Catholic actor Eduardo Verastegui portrays Anacleto Gonzalez Flores in a scene from the movie "For Greater Glory." (CNS photo/ARC Entertainment)

WASHINGTON (CNS) — One might think actor Eduardo Verastegui would have fond memories of his first English-language movie, 2003’s “Chasing Papi,” because it gave him a chance to share the screen with Sofia Vergara, who has since become a breakout star thanks to her role in the ABC comedy “Modern Family.”

But Verastegui’s most cherished memories come not from the film, but from the fact that he had to learn English to make the movie. That led him to an English teacher who challenged him in more ways than learning English pronunciation and syntax.

“Her name was Jasmine,” Verastegui, a Catholic, told Catholic News Service during a May 4 interview in Washington to promote a new movie, “For Greater Glory.” “She really started questioning the important things.”

During his six months of tutoring, he said, Jasmine would ask him such questions as “What is the purpose of life? How are you using your talents? Are you trying to elevate human dignity, or are you not? Who do you live for? Who do you die for?”

From all of this, Verastegui said, “I realized I was not happy. Something inside was missing. I don’t know what.”

In time, he came to believe that he should use his talents only in life-affirming screen projects. Out went the “telenovelas” the Mexican-born actor cut his teeth on. In came Metanoia Films, which Verastegui created to bring his new vision to life. The first fruit was “Bella,” which found him starring and producing, in a tale about a young man’s efforts to convince a single pregnant woman to not go through with a planned abortion.

It later led to “Little Boy,” which started three years ago and is only now in post-production. Verastegui plays a priest in the film, but is also its producer and executive producer. The movie deals with a boy’s wish to have his father come back safely from World War II, so he engages in the corporal works of mercy in hopes of hastening the war’s end. It originally had a budget of $59 million, Verastegui said, but by filming in Mexico he was able to slash it to $25 million.

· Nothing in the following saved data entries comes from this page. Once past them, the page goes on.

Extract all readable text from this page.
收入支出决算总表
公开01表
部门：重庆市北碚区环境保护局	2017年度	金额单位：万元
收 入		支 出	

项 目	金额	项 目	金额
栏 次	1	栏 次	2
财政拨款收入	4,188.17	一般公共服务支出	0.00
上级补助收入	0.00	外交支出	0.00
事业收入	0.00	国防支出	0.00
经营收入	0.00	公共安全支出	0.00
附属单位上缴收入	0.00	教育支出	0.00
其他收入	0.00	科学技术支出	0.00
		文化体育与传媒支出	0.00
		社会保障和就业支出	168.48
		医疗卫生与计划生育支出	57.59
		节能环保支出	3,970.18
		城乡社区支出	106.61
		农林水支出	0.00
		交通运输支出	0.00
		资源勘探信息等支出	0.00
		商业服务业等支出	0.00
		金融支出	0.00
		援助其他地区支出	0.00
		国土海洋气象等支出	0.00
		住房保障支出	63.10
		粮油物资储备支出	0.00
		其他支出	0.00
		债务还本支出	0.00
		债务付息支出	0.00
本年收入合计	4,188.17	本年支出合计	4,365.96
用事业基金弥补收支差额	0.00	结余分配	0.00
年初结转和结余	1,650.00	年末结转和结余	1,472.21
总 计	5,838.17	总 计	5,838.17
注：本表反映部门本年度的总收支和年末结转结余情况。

“You just can’t decide, ‘I’m going to make a movie,’ and tomorrow you start making the movie,” Verastegui told CNS.

Regarding “For Greater Glory,” he said he was intrigued about it but was first embarrassed. “It was an American person asking me about Mexican history, my own history. I was 30 years old. … It was embarrassing to me” to not know. There was no mention at home, at school or elsewhere about the Cristero War of the 1920s in which Catholics took up arms to contest the Mexican government’s systematic repression of religion, he said.

Verastegui said he wanted to tackle the story in a movie, but “I was a first-time producer. I was not ready to do the film.” About three years ago, he heard from Pablo Jose Barroso, the producer of “For Greater Glory,” saying he had a script and wanted Verastegui in the film.

But Verastegui was busy with “Little Boy,” and could not commit to a heavy filming schedule. Barroso offered him the part of Anacleto Gonzalez Flores, a lawyer and journalist. Verastegui took it, saying he was proud to portray the “Gandhi of Mexico” in the movie. He went to Mexico and filmed all his scenes in 10 days.

Gonzalez, who was well known in Mexico for his philosophy of nonviolent resistance, was tortured and murdered by army soldiers in April 1927 in Guadalajara. He was beatified in 2005.

In his review of “For Greater Glory,” CNS’ John Mulderig called it a “powerful historical drama” that “packs an emotional wallop. In fact, moviegoers of a more sensitive disposition will be unlikely to escape without tears.”

The movie was classified A-III — adults — by CNS for “considerable action violence with some gore, the torture of a child and at least one mildly vulgar term.”